Advanced Analysis, Notes 5: Hilbert spaces (application: Von Neumann’s mean ergodic theorem)

by Orr Shalit

In this lecture we give an application of elementary operators-on-Hilbert-space theory, by proving von Neumann’s mean ergodic theorem. See also this treatment by Terry Tao on his blog.

For today’s lecture we will require the following simple fact which I forgot to mention in the previous one.

Exercise A: Let A, B \in B(H). Then \|AB\| \leq \|A\| \|B\|.

1. The basic problem of ergodic theory

In the study of discrete dynamical systems, one considers the action of some map T on a space X. Ergodic theory is the part of dynamical systems theory in which one is interested in the action of a measure preserving transformation T on a measure space X.

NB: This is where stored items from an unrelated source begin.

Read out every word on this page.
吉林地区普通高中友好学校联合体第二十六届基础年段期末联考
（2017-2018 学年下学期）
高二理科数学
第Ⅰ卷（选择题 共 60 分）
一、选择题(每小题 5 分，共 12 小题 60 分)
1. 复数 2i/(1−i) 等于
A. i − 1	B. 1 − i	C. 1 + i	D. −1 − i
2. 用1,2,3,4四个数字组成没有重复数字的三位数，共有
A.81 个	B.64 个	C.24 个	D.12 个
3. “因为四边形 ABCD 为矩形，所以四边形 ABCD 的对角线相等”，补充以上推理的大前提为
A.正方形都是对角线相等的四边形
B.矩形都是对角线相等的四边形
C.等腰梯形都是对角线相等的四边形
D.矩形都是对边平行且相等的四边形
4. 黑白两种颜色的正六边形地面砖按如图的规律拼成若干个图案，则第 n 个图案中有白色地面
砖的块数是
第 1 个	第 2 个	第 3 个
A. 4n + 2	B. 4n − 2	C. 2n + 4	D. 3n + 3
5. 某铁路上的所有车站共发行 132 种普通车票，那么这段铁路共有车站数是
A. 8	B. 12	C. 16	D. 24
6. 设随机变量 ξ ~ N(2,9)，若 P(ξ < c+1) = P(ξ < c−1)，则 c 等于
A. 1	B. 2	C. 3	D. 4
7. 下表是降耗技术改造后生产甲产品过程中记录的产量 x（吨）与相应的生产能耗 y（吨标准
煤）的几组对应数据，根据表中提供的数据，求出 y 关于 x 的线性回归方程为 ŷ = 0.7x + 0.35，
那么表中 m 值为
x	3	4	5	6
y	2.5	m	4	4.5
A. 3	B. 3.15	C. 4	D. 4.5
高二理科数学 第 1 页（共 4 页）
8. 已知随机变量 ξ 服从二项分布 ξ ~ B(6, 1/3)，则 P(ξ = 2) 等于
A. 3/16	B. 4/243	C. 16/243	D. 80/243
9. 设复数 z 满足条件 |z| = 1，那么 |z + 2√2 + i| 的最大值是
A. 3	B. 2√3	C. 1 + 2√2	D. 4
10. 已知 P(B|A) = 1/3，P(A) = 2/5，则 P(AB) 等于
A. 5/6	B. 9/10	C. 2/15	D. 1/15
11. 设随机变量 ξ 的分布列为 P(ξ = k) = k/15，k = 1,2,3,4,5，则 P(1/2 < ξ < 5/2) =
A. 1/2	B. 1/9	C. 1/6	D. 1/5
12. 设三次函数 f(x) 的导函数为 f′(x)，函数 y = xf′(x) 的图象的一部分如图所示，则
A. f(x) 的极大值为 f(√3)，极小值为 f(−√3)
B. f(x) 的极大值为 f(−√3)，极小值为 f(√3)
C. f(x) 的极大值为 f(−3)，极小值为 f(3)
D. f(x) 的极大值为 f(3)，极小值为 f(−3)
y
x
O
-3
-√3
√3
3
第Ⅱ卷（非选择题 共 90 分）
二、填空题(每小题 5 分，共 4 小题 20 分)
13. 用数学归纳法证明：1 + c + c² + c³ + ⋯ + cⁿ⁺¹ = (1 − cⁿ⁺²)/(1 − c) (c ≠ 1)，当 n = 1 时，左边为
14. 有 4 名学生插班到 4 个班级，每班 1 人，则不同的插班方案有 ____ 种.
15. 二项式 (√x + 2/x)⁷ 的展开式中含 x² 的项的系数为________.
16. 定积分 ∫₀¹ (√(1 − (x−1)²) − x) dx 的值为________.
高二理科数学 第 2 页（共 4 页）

Perhaps surprisingly, the origins of ergodic theory are in mathematical physics – statistical mechanics, to be precise. If you are interested in learning more about how what we discuss here is related to physics, I suggest you take a look at the section “Ergodic theory: an introduction” in Reed and Simon’s Volume I of the series Methods of Modern Mathematical Physics.

Since our goal here is merely to illustrate how operator theory can be applied to ergodic theory, we will work in the simplest possible setup: our space X will be the unit interval [0,1], and our transformation T : [0,1] \rightarrow [0,1] will be piecewise continuous (we will not, however, need to assume that T is invertible). Anybody who took a course in measure theory can replace X and T by whatever they desire. The operator theoretic details will remain the same.

We assume further that T is measure preserving. By this we mean that for all f \in PC[0,1],

\int_0^1 f\circ T (x) dx = \int_0^1 f(x) dx .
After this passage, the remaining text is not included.